Skeptics often assume that the only reason that diagnostic criteria are changed is financial: to line the pockets of the pharmaceutical industry. But there are several other important factors in play. One has to do with the whole way in which illness is conceptualized and a second has to do with the consequences of inaction. Te criteria for treating blood pressure and cholesterol were driven by the realization that even small abnormalities carry significant mortality and morbidity. When we classify an illness, we can either think of it as a "category," like strep throat or a heart attack: an illness that has clearly defined margins. Or we can think about it as a "dimension." So instead of seeing illness as a separate entity, we think of health and illnesses as lying on a spectrum, running all the way from being healthy and well, through mild degrees of just not feeling "right," to being severely ill. Reimbursement requires categorical diagnoses, even if they do not reflect clinical reality.
This second - dimensional - way of thinking is particularly useful when we are thinking about psychological issues. The world is full of people who are a little bit obsessive, or who get bad mood swings. But they are not bad enough to be called an "illness:" They are part of human variation. In fact, having some of these traits can be enormously beneficial: they have continued in the population because they have a survival advantage. If I need to have surgery, I sincerely hope that my surgeon will be mildly obsessive, rather than discovering a few weeks later that he had forgotten to do something he should have. The point then becomes one of asking, "Where do we place the bar between variation and illness?" We do not want to say that every restless child has attention deficit hyperactivity disorder, or that every unhappy soldier returning from war has posttraumatic stress disorder. So the answer to the question, "when is it an illness?" is usually defined on the basis of whether it is causing suffering, and whether, if left untreated, it would produce more or different problems in the longer term, in the same way that untreated diabetes increases the risk of heart, eye and kidney disease.

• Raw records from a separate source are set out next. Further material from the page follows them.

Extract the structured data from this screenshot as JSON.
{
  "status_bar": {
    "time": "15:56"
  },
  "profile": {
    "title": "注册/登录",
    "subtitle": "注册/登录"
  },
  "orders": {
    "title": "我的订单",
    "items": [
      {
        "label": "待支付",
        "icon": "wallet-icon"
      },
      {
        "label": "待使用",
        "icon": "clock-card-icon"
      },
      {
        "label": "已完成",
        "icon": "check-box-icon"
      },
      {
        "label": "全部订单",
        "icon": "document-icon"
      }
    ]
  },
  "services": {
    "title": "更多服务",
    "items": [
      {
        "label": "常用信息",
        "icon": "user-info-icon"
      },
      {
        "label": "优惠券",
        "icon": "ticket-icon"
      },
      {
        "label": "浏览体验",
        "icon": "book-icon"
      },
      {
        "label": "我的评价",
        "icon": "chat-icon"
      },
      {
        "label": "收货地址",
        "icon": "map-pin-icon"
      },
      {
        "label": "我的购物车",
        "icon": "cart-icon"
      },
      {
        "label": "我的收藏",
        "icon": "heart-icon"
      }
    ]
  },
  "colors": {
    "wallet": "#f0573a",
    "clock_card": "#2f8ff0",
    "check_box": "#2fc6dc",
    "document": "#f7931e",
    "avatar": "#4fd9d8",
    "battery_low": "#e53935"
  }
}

The trouble is that diagnostic criteria have been defined by committees charged with evaluating research data. Someone once said that a camel is a horse designed by a committee and some diagnoses look like camels. This is not only a problem in medicine. The world's foremost authority on locating acupuncture points recently lamented that the standard textbook contains errors because he was out-voted by a committee!
These two ways of looking at medical, and particularly psychiatric disorders, is one of the issues at the heart of this book.
Christopher Lane is the Miller Research Professor at Northwestern University, and he discusses the way in which, during the 1970s, a small group of leading psychiatrists met and revised and greatly expanding the Diagnostic and Statistical Manual of Mental Disorders (DSM).
He is critical of the efforts of these people and argues that the decisions about restructuring the DSM was careless, and strongly influenced by politics, personal ambition and the shadowy hand of the pharmaceutical industry. From the evidence that he provides, I am sure that there were elements of each. But I think that he underestimates the backdrop to the DSM project.
The first of the modern psychiatric medicines had begun to appear in the 1950s. But during those years and throughout the 1960s and 1970s American psychiatry was still dominated by psychoanalysis for which diagnostic differentiation was not very important. Many psychiatrists felt that the medicines should not be used, since they simply sedated people and thereby prevented them from doing the inner work demanded by psychoanalysis. The approach also lead to the neglect of many disadvantaged populations, for instance the elderly and intellectually challenged, for they were thought to be untreatable.
The new DSM set about trying to define and distinguish mental disorders based not on preconceived ideas about cause, but on the symptoms that patients exhibit. It was an attempt to bring an order that could be used to start scientific research and ultimately give guidance about treatment and prognosis. It was not about social control, and psychoanalysts were not involved simply because they were not interested in precise diagnosis.
Lane rightly emphasizes the role of social factors and social norms in the genesis of psychological distress, but then suggests that we need more psychodynamic psychotherapy.
What has actually happened is that the advances in psychopharmacology have changed what we are able to do to help people; the nature of psychotherapy has also changed. Much of the psychodynamic psychotherapeutic approach has given way to shorter more cognitively based therapies, many of which have been proven to work in controlled studies. Not all of the developments have been positive: the medical model now dominates psychiatry, demand for services and financial considerations have lead to ever-shorter treatments for people in need. But those cannot really be blamed on the introduction of the DSM and the eclipse of psychoanalytic thought.
There continues to be a great deal of debate within psychiatry about the DSM: are we able to use brain imaging or genetic techniques to provide an objective basis for diagnosis? What human variations have erroneously been designated "mental disorders?" and many other issues. Work has already begun on the next revision of the DSM, which is currently due out in 2011. Lane argues that many more common behaviors, including excessive shopping, poor anger management and defiance could become pathologies needing treatment. He is right to warn about the possibility, but may not give enough credit to the careful work that is underway to see what qualifies as an "illness," and what does not.
This is an important, interesting and thought provoking book that should be on the "must read" list of anyone studying psychology, or anybody interested in the inner workings of medicine.